Augustine Mpofu is a final year Ph.D. student at Wageningen University and a Lecturer in Food Microbiology at Chinhoyi University of Technology, Zimbabwe. He has published papers in reputed journals. Augustine was a Food Technologist at the University of Zimbabwe and later Head of the Department of Food Science and Postharvest Technology at Chinhoyi University of Technology. He is a member of the National Taskforce on Food Fortification. His research interest includes probiotics and functional foods, food fermentations, fruit and vegetable technology.

Abstract

To enable resource-poor populations in Southern Africa to benefit from a functional food, a probiotic dairy product was developed on the basis of a traditional dish called mutandabota which is widely consumed in rural Southern Africa. This product makes it an ideal food matrix to carry probiotics. Probiotic mutandabota was prepared in a village in Zimbabwe. Cow milk was boiled and cooled to ambient temperature.
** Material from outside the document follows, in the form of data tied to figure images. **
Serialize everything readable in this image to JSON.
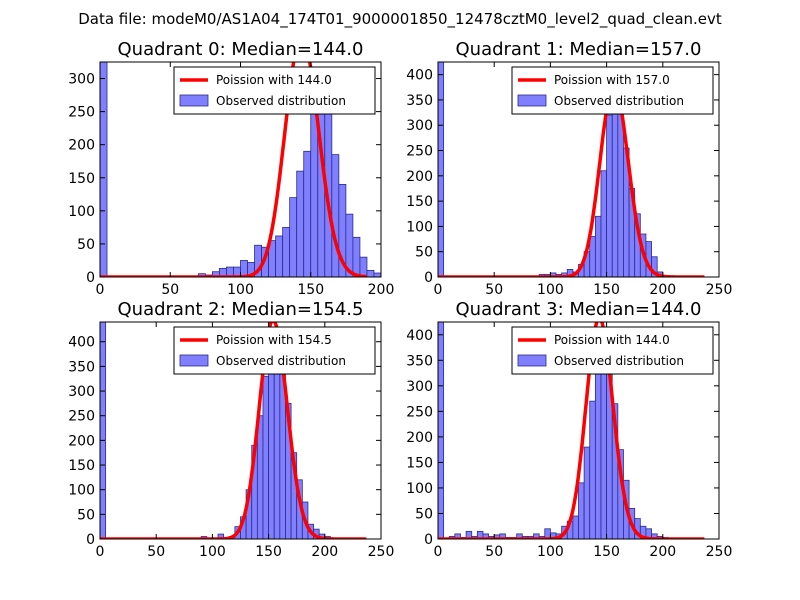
{
  "figure": {
    "suptitle": "Data file: modeM0/AS1A04_174T01_9000001850_12478cztM0_level2_quad_clean.evt"
  },
  "colors": {
    "bar_fill": "#8080ff",
    "bar_edge": "#2a2a8a",
    "fit_line": "#ff0000"
  },
  "chart_data": [
    {
      "type": "bar",
      "title": "Quadrant 0: Median=144.0",
      "median": 144.0,
      "xlim": [
        0,
        200
      ],
      "ylim": [
        0,
        325
      ],
      "xticks": [
        0,
        50,
        100,
        150,
        200
      ],
      "yticks": [
        0,
        50,
        100,
        150,
        200,
        250,
        300
      ],
      "bin_width": 5,
      "bins": [
        [
          0,
          325
        ],
        [
          5,
          0
        ],
        [
          10,
          0
        ],
        [
          15,
          0
        ],
        [
          20,
          0
        ],
        [
          25,
          0
        ],
        [
          30,
          0
        ],
        [
          35,
          0
        ],
        [
          40,
          0
        ],
        [
          45,
          0
        ],
        [
          50,
          0
        ],
        [
          55,
          0
        ],
        [
          60,
          0
        ],
        [
          65,
          0
        ],
        [
          70,
          5
        ],
        [
          75,
          3
        ],
        [
          80,
          8
        ],
        [
          85,
          13
        ],
        [
          90,
          15
        ],
        [
          95,
          15
        ],
        [
          100,
          25
        ],
        [
          105,
          22
        ],
        [
          110,
          48
        ],
        [
          115,
          45
        ],
        [
          120,
          55
        ],
        [
          125,
          62
        ],
        [
          130,
          75
        ],
        [
          135,
          120
        ],
        [
          140,
          160
        ],
        [
          145,
          190
        ],
        [
          150,
          255
        ],
        [
          155,
          300
        ],
        [
          160,
          250
        ],
        [
          165,
          185
        ],
        [
          170,
          140
        ],
        [
          175,
          95
        ],
        [
          180,
          60
        ],
        [
          185,
          30
        ],
        [
          190,
          10
        ],
        [
          195,
          6
        ]
      ],
      "legend": [
        "Poission with 144.0",
        "Observed distribution"
      ]
    },
    {
      "type": "bar",
      "title": "Quadrant 1: Median=157.0",
      "median": 157.0,
      "xlim": [
        0,
        250
      ],
      "ylim": [
        0,
        425
      ],
      "xticks": [
        0,
        50,
        100,
        150,
        200,
        250
      ],
      "yticks": [
        0,
        50,
        100,
        150,
        200,
        250,
        300,
        350,
        400
      ],
      "bin_width": 5,
      "bins": [
        [
          0,
          425
        ],
        [
          90,
          5
        ],
        [
          95,
          5
        ],
        [
          100,
          8
        ],
        [
          105,
          5
        ],
        [
          110,
          8
        ],
        [
          115,
          15
        ],
        [
          120,
          10
        ],
        [
          125,
          25
        ],
        [
          130,
          50
        ],
        [
          135,
          80
        ],
        [
          140,
          120
        ],
        [
          145,
          210
        ],
        [
          150,
          320
        ],
        [
          155,
          400
        ],
        [
          160,
          355
        ],
        [
          165,
          255
        ],
        [
          170,
          175
        ],
        [
          175,
          125
        ],
        [
          180,
          85
        ],
        [
          185,
          70
        ],
        [
          190,
          40
        ],
        [
          195,
          10
        ],
        [
          200,
          3
        ]
      ],
      "legend": [
        "Poission with 157.0",
        "Observed distribution"
      ]
    },
    {
      "type": "bar",
      "title": "Quadrant 2: Median=154.5",
      "median": 154.5,
      "xlim": [
        0,
        250
      ],
      "ylim": [
        0,
        440
      ],
      "xticks": [
        0,
        50,
        100,
        150,
        200,
        250
      ],
      "yticks": [
        0,
        50,
        100,
        150,
        200,
        250,
        300,
        350,
        400
      ],
      "bin_width": 5,
      "bins": [
        [
          0,
          440
        ],
        [
          90,
          5
        ],
        [
          105,
          10
        ],
        [
          110,
          3
        ],
        [
          115,
          5
        ],
        [
          120,
          25
        ],
        [
          125,
          45
        ],
        [
          130,
          100
        ],
        [
          135,
          190
        ],
        [
          140,
          250
        ],
        [
          145,
          330
        ],
        [
          150,
          390
        ],
        [
          155,
          355
        ],
        [
          160,
          345
        ],
        [
          165,
          275
        ],
        [
          170,
          175
        ],
        [
          175,
          120
        ],
        [
          180,
          75
        ],
        [
          185,
          30
        ],
        [
          190,
          20
        ],
        [
          195,
          10
        ],
        [
          200,
          5
        ]
      ],
      "legend": [
        "Poission with 154.5",
        "Observed distribution"
      ]
    },
    {
      "type": "bar",
      "title": "Quadrant 3: Median=144.0",
      "median": 144.0,
      "xlim": [
        0,
        250
      ],
      "ylim": [
        0,
        425
      ],
      "xticks": [
        0,
        50,
        100,
        150,
        200,
        250
      ],
      "yticks": [
        0,
        50,
        100,
        150,
        200,
        250,
        300,
        350,
        400
      ],
      "bin_width": 5,
      "bins": [
        [
          0,
          425
        ],
        [
          10,
          5
        ],
        [
          15,
          10
        ],
        [
          20,
          3
        ],
        [
          25,
          15
        ],
        [
          30,
          5
        ],
        [
          35,
          15
        ],
        [
          40,
          10
        ],
        [
          45,
          5
        ],
        [
          50,
          8
        ],
        [
          55,
          10
        ],
        [
          60,
          3
        ],
        [
          65,
          3
        ],
        [
          70,
          10
        ],
        [
          75,
          5
        ],
        [
          80,
          5
        ],
        [
          85,
          10
        ],
        [
          90,
          5
        ],
        [
          95,
          20
        ],
        [
          100,
          12
        ],
        [
          105,
          10
        ],
        [
          110,
          25
        ],
        [
          115,
          35
        ],
        [
          120,
          45
        ],
        [
          125,
          110
        ],
        [
          130,
          180
        ],
        [
          135,
          270
        ],
        [
          140,
          330
        ],
        [
          145,
          395
        ],
        [
          150,
          325
        ],
        [
          155,
          265
        ],
        [
          160,
          175
        ],
        [
          165,
          115
        ],
        [
          170,
          60
        ],
        [
          175,
          40
        ],
        [
          180,
          25
        ],
        [
          185,
          20
        ],
        [
          190,
          10
        ],
        [
          195,
          5
        ],
        [
          200,
          3
        ]
      ],
      "legend": [
        "Poission with 144.0",
        "Observed distribution"
      ]
    }
  ]
}
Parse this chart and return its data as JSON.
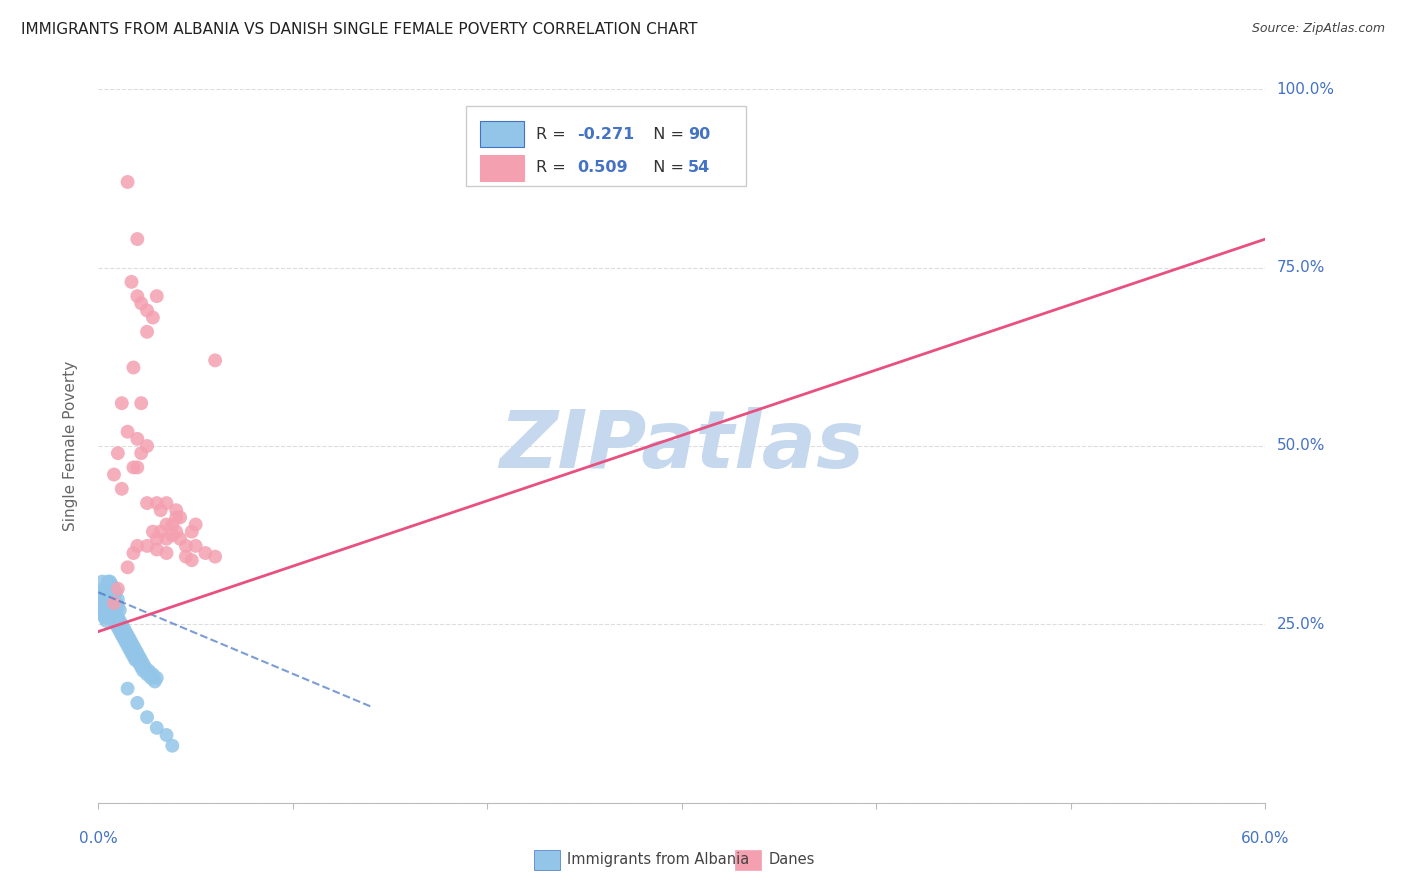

Dry pulp from the fruit of the baobab tree (Adansonia digitata L.) was added to the milk. This mixture was inoculated with a probiotic Lactobacillus rhamnosus yoba and left to ferment for 24 h. Thereafter, other ingredients were added to produce probiotic mutandabota that had 14 % pulp, 7 % sugar and 79 % milk. The pH of probiotic mutandabota was pH 3.5. L. rhamnosus yoba increased from 5.8±0.3 log cfu/mL at the point of inoculation to 8.8±0.4 log cfu/mL at the moment of consumption, thereby meeting the criterion for a probiotic food to have more than 6 log cfu/mL viable cells. Baobab pulp promoted growth of L. rhamnosus yoba, with a specific growth rate of 0.48 h-1. The developed technology though specific for this particular product, can be duplicated elsewhere with appropriate modifications to suit other foods in different regions of the world. Probiotic mutandabota is expected to contribute to improved intestinal health of the population.